Token expenditure index plunges nearly 20%; raises questions about AI infrastructure capex sustainability and ROI.
The capital bonanza in the artificial intelligence industry is facing its most direct test yet. A key indicator tracking user willingness to pay has plunged nearly 20% over the past month-plus, sparking deep concerns about whether the wave of over $700 billion in capital expenditure can generate reasonable returns.
According to market sources, the "Silicon Data LLM Token Expenditure Index," which tracks fees users pay for AI tokens, has fallen nearly 20% from its May high after nearly doubling since its launch last December. The index is viewed as the clearest observational tool currently available for measuring how much real momentum the massive capital expenditure boom underpinning the entire industry's heavy development has actually generated.
For equity investors, the softening index is flashing a warning signal: facing increasingly cost-sensitive customers, AI companies may be losing pricing power, and market expectations that the AI industry will eventually unleash a profit surge may be premature. Veteran investor Louis Navellier said, "More and more reports indicate that users of token-billed AI solutions are being forced to limit usage due to high costs. OpenAI is reportedly postponing its IPO timeline to next year, which is widely interpreted as a sign that current profitability remains a major challenge."
It is important to clarify that a decline in the index does not equate to AI usage becoming cheaper. The index blends two factors—pricing and usage volume—meaning a drop could represent vastly different scenarios: official list price reductions, a demand shift toward lower-priced models, or an actual loosening in the fees buyers are willing to bear. Silicon Data, the company that constructed the index, specifically cautions that it should be viewed as a proxy indicator for "marginal willingness to pay," not a simple price tag.
Optimists point out that while token prices have collapsed more than 90% since 2023, total spending has roughly doubled compared to last year. Cheaper tokens have instead expanded the market size. Under this logic, the index's temporary stall is merely a digestion and consolidation phase, with real demand remaining robust and the massive capital expenditure well justified. The bull thesis for Nvidia, memory manufacturers, and data center-related stocks is built precisely on this foundation.
However, pessimists issue a stern warning. Research firm Allianz points out that there is a nearly 46% growth gap between AI investment and sales—a situation even more severe than the 32% divergence seen when the 2001 telecom bubble burst. This means the enormous capital currently being deployed faces an unprecedented gap on the path to converting into actual revenue.
Catalyst Funds Senior Portfolio Manager David Miller offered a more positive view: "During the model training phase, AI infrastructure and token generation costs are extremely high, but now that we have entered the inference phase, the economic benefits have clearly improved. Overall, practical AI applications still deliver positive return on investment for enterprises, at least over the long term."
Beyond pricing power concerns, new bearish factors have recently emerged on the demand side—namely, a clear increase in regulators' willingness to intervene in this critical industry. The US government just this week lifted restrictions on overseas use of Anthropic's Fable 5 model, after regulators had previously required OpenAI to roll out its upcoming new version in stages.
Meanwhile, the European Union's AI Act imposes mandatory assessments and stringent transparency requirements on cutting-edge models. While these regulations do not directly control pricing, they create deployment and compliance burdens for major mainstream platforms, while smaller but equally capable systems face no equivalent pressure. This could prompt corporate CFOs to steer workloads toward lower-priced models, further eroding premium pricing power in the high-end market.
This trend does not mean chips will face an oversupply. Orders for top-tier GPUs and High Bandwidth Memory are booked through 2026, with real supply relief not expected until 2028. However, a subtle shift in demand structure—gradually moving from high-end training GPUs toward inference-optimized chips—is redrawing the winner's map in this race.
The strategy team at German asset manager DWS remains cautious on this front, stating they will closely monitor for signs of excessive valuation stretching, and naming intensifying competition from China and rising price sensitivity as key concerns.
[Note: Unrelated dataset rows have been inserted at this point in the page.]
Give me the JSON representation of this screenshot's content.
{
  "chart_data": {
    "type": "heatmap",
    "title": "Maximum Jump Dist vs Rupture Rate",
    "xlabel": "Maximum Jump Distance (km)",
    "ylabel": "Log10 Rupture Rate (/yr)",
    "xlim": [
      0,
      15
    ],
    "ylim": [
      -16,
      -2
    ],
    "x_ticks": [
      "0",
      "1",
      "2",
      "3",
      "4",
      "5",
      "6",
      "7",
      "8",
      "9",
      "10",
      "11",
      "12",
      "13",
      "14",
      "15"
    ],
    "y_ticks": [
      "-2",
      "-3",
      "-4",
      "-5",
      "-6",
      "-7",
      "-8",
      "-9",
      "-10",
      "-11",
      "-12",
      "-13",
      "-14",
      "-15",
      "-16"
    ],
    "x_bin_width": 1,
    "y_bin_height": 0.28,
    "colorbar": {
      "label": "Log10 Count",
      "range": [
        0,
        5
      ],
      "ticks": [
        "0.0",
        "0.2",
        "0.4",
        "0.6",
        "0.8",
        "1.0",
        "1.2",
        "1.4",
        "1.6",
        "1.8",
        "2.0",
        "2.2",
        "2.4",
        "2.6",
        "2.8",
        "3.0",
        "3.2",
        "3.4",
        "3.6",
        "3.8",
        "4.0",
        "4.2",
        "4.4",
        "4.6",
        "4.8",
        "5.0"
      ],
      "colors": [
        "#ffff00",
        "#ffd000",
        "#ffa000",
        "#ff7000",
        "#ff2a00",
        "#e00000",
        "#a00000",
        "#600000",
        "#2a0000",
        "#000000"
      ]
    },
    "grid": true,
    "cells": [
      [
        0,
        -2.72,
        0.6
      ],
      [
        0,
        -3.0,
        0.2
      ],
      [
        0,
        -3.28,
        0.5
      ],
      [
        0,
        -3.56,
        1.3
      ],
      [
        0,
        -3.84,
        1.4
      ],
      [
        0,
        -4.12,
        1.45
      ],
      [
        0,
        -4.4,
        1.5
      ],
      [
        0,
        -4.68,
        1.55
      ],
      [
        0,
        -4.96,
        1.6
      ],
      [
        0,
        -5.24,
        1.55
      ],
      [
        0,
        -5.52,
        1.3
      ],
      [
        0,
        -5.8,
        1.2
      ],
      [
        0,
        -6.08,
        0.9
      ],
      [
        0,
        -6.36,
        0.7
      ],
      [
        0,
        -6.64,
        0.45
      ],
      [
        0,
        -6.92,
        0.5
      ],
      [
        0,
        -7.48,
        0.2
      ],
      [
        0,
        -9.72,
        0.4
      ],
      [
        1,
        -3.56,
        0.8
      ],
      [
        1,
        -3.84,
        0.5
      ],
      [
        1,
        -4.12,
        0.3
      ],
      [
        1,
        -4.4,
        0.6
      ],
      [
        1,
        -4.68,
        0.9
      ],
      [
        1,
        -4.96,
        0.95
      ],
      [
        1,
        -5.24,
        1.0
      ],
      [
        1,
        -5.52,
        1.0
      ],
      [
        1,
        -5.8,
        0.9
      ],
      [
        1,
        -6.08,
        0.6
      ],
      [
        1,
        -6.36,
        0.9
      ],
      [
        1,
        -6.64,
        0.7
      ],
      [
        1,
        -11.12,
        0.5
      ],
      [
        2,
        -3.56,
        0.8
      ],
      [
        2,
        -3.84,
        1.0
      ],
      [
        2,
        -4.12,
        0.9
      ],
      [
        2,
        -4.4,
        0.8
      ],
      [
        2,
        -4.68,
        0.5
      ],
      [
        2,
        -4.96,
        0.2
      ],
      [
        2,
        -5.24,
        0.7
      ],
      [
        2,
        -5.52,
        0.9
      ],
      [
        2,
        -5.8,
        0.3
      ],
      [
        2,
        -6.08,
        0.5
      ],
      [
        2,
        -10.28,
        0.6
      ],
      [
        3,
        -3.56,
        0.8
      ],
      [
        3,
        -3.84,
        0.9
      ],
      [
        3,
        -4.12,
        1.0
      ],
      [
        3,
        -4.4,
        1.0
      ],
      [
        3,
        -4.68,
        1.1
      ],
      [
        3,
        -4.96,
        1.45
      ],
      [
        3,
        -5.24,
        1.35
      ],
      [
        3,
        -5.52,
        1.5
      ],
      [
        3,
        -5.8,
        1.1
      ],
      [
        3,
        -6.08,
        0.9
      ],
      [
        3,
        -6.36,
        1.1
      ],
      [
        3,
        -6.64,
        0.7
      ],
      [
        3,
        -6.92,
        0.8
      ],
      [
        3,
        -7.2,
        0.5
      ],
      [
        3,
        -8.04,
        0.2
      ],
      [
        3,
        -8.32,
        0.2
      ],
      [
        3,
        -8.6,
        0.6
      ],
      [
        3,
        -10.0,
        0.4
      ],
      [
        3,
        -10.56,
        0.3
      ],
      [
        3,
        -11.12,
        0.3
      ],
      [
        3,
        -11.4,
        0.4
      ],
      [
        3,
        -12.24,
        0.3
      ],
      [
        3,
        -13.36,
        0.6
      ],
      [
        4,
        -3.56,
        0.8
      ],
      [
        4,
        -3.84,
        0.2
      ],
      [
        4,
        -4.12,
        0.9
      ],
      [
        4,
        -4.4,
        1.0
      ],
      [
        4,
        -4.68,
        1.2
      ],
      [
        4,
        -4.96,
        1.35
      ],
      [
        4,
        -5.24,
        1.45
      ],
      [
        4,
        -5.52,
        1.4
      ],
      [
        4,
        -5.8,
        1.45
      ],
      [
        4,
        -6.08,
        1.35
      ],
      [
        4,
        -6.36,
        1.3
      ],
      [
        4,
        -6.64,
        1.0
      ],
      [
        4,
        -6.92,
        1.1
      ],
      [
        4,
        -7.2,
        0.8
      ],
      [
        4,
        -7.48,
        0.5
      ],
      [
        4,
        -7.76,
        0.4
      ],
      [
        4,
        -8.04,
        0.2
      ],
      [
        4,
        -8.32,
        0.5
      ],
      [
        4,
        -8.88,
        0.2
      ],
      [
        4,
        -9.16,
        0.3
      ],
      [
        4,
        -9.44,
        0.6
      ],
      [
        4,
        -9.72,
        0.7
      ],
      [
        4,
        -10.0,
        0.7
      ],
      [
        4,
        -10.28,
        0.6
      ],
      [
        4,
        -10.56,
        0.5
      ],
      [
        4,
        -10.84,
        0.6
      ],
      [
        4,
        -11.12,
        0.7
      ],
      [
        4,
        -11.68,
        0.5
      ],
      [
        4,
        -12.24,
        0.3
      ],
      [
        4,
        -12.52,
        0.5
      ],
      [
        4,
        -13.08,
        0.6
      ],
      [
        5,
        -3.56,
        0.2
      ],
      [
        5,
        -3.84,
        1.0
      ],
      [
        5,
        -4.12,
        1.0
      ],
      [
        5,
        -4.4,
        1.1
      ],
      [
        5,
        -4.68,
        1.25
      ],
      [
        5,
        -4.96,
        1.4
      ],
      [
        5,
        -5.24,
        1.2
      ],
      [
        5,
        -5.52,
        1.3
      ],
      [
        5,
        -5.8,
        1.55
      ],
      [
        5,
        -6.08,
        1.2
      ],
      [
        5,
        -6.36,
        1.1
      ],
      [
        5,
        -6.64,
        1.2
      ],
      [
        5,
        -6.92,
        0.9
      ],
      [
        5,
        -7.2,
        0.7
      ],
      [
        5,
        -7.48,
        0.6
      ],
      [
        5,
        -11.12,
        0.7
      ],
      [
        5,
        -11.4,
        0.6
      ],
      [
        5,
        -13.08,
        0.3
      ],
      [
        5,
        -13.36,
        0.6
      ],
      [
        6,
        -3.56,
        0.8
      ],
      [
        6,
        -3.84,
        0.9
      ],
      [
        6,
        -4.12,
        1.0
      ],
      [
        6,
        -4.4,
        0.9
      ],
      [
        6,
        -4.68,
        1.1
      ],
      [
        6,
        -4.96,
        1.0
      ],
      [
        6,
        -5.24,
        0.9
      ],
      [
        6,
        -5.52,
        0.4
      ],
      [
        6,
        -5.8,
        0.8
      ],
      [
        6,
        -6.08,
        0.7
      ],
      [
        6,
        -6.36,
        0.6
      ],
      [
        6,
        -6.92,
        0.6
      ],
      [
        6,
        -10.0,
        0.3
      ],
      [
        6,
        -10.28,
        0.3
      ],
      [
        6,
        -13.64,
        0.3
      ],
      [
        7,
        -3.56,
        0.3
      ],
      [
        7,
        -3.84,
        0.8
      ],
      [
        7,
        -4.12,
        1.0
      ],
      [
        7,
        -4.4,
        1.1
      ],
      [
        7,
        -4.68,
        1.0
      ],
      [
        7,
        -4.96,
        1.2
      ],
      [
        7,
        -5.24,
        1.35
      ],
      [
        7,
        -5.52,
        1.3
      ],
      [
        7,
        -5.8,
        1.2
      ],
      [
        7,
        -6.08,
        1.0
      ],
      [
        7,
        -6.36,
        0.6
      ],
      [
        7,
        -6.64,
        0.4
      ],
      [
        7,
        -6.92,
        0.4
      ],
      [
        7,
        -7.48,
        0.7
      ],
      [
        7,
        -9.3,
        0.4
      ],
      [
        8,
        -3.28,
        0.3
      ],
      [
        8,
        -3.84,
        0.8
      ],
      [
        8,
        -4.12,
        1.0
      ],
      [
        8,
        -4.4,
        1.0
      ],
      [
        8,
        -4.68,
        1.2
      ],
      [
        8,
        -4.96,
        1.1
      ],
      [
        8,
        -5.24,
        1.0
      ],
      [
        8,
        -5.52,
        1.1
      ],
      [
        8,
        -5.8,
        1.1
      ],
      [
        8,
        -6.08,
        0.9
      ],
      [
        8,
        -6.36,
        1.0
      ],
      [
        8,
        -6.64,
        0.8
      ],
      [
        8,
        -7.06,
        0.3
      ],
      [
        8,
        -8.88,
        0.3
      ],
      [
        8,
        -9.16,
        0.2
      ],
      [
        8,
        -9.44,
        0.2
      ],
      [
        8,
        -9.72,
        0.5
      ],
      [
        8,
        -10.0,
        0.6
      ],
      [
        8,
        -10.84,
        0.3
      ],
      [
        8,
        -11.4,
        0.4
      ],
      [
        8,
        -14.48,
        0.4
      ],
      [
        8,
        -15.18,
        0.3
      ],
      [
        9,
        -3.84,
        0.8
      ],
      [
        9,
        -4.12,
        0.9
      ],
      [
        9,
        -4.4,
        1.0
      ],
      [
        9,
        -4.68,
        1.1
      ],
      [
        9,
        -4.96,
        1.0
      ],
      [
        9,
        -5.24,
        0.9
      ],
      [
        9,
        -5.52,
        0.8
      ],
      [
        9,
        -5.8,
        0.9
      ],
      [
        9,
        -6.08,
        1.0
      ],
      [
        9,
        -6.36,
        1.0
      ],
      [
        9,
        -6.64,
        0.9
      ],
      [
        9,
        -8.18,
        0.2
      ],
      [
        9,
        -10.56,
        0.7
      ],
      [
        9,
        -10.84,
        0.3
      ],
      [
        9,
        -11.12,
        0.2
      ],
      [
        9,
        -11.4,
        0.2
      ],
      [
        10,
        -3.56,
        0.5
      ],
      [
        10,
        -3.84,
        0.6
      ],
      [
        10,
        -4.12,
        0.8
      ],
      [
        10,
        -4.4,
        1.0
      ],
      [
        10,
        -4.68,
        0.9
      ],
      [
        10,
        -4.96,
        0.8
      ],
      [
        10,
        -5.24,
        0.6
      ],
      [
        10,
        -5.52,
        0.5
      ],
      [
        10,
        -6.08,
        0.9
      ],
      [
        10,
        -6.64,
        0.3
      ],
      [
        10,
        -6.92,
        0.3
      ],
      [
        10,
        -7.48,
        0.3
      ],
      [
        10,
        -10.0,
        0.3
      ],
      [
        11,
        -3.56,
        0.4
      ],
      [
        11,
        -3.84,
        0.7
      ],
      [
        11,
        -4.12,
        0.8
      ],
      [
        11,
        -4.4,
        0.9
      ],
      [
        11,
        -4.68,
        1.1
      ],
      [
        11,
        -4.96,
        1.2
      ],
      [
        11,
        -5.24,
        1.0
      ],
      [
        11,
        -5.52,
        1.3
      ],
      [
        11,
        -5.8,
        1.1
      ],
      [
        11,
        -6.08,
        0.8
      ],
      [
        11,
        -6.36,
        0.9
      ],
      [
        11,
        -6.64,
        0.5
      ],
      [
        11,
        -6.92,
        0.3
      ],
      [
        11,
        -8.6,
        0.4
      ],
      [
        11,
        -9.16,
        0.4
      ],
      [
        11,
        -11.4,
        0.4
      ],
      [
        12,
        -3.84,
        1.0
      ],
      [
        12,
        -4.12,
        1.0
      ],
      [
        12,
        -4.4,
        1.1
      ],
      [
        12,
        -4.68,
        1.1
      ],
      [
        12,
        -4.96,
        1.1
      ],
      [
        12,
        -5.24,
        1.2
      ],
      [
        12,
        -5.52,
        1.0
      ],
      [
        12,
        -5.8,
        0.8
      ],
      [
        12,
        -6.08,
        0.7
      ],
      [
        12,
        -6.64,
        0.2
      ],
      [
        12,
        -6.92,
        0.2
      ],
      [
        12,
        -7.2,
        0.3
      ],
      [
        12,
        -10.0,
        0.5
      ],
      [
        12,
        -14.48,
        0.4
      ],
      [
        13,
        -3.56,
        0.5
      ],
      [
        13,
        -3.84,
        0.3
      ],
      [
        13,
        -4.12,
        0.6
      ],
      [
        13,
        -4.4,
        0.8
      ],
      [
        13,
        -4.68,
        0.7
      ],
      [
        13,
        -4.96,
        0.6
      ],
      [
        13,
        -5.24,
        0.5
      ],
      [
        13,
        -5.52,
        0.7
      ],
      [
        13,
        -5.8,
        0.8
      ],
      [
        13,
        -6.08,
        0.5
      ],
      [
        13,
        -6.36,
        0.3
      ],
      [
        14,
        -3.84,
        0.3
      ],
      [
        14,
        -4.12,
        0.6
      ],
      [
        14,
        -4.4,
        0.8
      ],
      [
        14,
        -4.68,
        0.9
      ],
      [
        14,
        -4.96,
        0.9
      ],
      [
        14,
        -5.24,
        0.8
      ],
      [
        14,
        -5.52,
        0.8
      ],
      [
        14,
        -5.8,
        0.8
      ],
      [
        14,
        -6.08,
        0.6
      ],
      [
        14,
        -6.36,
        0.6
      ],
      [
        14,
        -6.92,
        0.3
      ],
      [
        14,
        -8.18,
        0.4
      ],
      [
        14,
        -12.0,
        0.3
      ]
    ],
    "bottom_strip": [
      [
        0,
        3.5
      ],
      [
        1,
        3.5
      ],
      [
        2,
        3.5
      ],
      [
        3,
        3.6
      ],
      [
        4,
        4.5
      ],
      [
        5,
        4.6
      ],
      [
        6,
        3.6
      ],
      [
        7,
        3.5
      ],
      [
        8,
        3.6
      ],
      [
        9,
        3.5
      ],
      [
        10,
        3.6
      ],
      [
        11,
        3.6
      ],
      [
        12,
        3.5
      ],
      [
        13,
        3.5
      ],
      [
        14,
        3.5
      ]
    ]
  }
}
For the bulls, the good news is that the recent downward trend has temporarily halted. While a single week of flat movement is still insufficient to declare a market bottom, it is enough to keep the possibility of a rebound alive. Nasdaq-100 Index futures, dominated by tech stocks, rebounded 1.2% on Friday, indicating that market sentiment has not yet completely collapsed.
Market sources summarize that this "token chart" presents a dual-sided interpretation, and the market should keep both scenarios in play. If the flat trajectory since late June can be sustained, and the recent pullback is merely a digestion process caused by product mix adjustments, then lower-cost tokens will continue to expand the application market, capital expenditure remains justifiable, and the bull thesis stays intact.
But if the opposite is true—if this moment marks the peak of customer willingness to pay, while regulatory pressure simultaneously begins pushing demand toward the lower end of the market—then the most expensive, most premium-dependent segments of this trade will be the first to show cracks. This is because the core foundation supporting capital expenditure that could reach $1 trillion by 2027 is not chip supply capacity itself, but pricing power. Once this foundation wavers, the entire logic of the AI capital feast will face re-examination.